By Mike Colpitts
Home purchase mortgage applications jumped as a result of the second lowest mortgage rates on record, but overall home loan activity barely budged last week as applications slowed by a thin margin (1.2%), according to the Mortgage Bankers Association.
The jump in mortgage buying activity for home purchases, however, is a positive sign for the housing market as consumers make every effort to take advantage of the second lowest mortgage rates in U.S. history.
Mortgage interest rates remained above Freddie Mac averages for the week on contracts finalized by consumers as lower credit scores hurt homeowners’ ability to qualify for the lowest rates available. Banks and mortgage lenders assign higher rates to loans when consumers’ credit is less than perfect.

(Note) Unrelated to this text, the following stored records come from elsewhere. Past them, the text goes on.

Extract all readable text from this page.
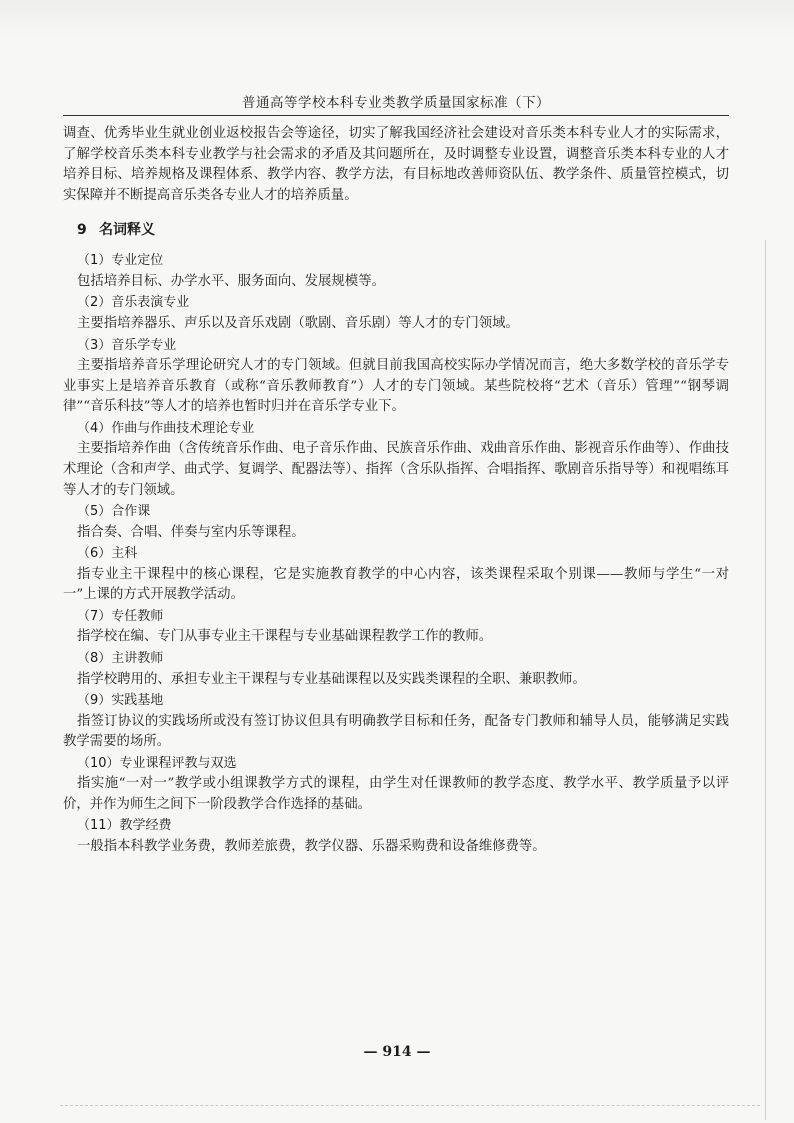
普通高等学校本科专业类教学质量国家标准（下）

调查、优秀毕业生就业创业返校报告会等途径，切实了解我国经济社会建设对音乐类本科专业人才的实际需求，了解学校音乐类本科专业教学与社会需求的矛盾及其问题所在，及时调整专业设置，调整音乐类本科专业的人才培养目标、培养规格及课程体系、教学内容、教学方法，有目标地改善师资队伍、教学条件、质量管控模式，切实保障并不断提高音乐类各专业人才的培养质量。

9 名词释义
（1）专业定位

包括培养目标、办学水平、服务面向、发展规模等。

（2）音乐表演专业

主要指培养器乐、声乐以及音乐戏剧（歌剧、音乐剧）等人才的专门领域。

（3）音乐学专业

主要指培养音乐学理论研究人才的专门领域。但就目前我国高校实际办学情况而言，绝大多数学校的音乐学专业事实上是培养音乐教育（或称“音乐教师教育”）人才的专门领域。某些院校将“艺术（音乐）管理”“钢琴调律”“音乐科技”等人才的培养也暂时归并在音乐学专业下。

（4）作曲与作曲技术理论专业

主要指培养作曲（含传统音乐作曲、电子音乐作曲、民族音乐作曲、戏曲音乐作曲、影视音乐作曲等）、作曲技术理论（含和声学、曲式学、复调学、配器法等）、指挥（含乐队指挥、合唱指挥、歌剧音乐指导等）和视唱练耳等人才的专门领域。

（5）合作课

指合奏、合唱、伴奏与室内乐等课程。

（6）主科

指专业主干课程中的核心课程，它是实施教育教学的中心内容，该类课程采取个别课——教师与学生“一对一”上课的方式开展教学活动。

（7）专任教师

指学校在编、专门从事专业主干课程与专业基础课程教学工作的教师。

（8）主讲教师

指学校聘用的、承担专业主干课程与专业基础课程以及实践类课程的全职、兼职教师。

（9）实践基地

指签订协议的实践场所或没有签订协议但具有明确教学目标和任务，配备专门教师和辅导人员，能够满足实践教学需要的场所。

（10）专业课程评教与双选

指实施“一对一”教学或小组课教学方式的课程，由学生对任课教师的教学态度、教学水平、教学质量予以评价，并作为师生之间下一阶段教学合作选择的基础。

（11）教学经费

一般指本科教学业务费，教师差旅费，教学仪器、乐器采购费和设备维修费等。

— 914 —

The average interest rate on a 30-year fixed rate loan remained unchanged for the week at 4.23%, according to the Mortgage Bankers survey, which accounts for about three-quarters of all U.S. mortgages. The figure is nearly a steep quarter-point higher than the Freddie Mac average survey found offered to consumers last week (4.00%.)

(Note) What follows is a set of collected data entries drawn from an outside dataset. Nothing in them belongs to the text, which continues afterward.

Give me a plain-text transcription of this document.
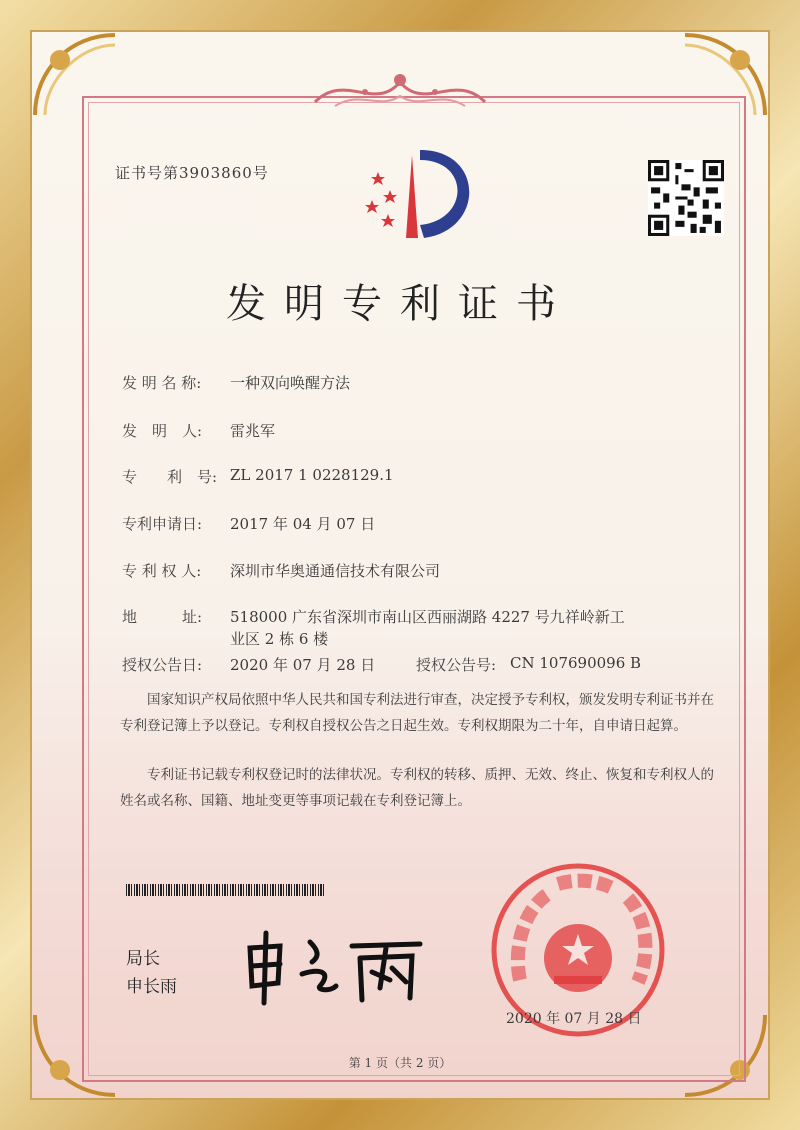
证书号第3903860号
发明专利证书
发 明 名 称: 一种双向唤醒方法
发　明　人: 雷兆军
专　　利　号: ZL 2017 1 0228129.1
专利申请日: 2017 年 04 月 07 日
专 利 权 人: 深圳市华奥通通信技术有限公司
地　　　址: 518000 广东省深圳市南山区西丽湖路 4227 号九祥岭新工
业区 2 栋 6 楼
授权公告日: 2020 年 07 月 28 日	授权公告号: CN 107690096 B
　　国家知识产权局依照中华人民共和国专利法进行审查，决定授予专利权，颁发发明专利证书并在专利登记簿上予以登记。专利权自授权公告之日起生效。专利权期限为二十年，自申请日起算。
　　专利证书记载专利权登记时的法律状况。专利权的转移、质押、无效、终止、恢复和专利权人的姓名或名称、国籍、地址变更等事项记载在专利登记簿上。
局长
申长雨
2020 年 07 月 28 日
第 1 页（共 2 页）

The slight drop-off in overall applications included the Veterans Day holiday, with refinances falling 4% from the prior week to the lowest level since last July. But the purchase index, showing the volume of applications for home purchase applications jumped 8.2% for the week. It was the highest the index has been since mid-August.

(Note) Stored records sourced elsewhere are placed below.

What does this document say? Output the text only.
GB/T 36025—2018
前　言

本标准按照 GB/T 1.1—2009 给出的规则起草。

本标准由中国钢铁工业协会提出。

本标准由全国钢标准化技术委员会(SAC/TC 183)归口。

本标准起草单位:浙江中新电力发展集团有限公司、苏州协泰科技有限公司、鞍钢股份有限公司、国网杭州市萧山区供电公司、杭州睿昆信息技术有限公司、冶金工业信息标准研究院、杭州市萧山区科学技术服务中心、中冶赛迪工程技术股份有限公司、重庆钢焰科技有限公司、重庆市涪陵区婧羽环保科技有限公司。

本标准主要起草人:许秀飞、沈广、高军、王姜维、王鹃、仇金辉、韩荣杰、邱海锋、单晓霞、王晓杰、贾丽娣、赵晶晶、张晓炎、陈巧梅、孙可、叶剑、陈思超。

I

However, the amount of home loans consumers are applying for is lower than last year with a large percentage of investors paying cash for real estate purchases. “Purchase activity remains almost 5% below last year’s level,” said bankers’ vice president of research and economics Michael Fratantoni. “Overall, refinance activity dropped for the week, but there was an increase in refinance applications for government loan programs.”
Refinancing has dropped to compose a little more than three out of four loan applications (75.9). The revamped Home Affordable Modification Program allowing for greater flexibility in loan-to-value levels for refinancing goes into effect December1st. A refinancing frenzy is expected to develop when the program is launched.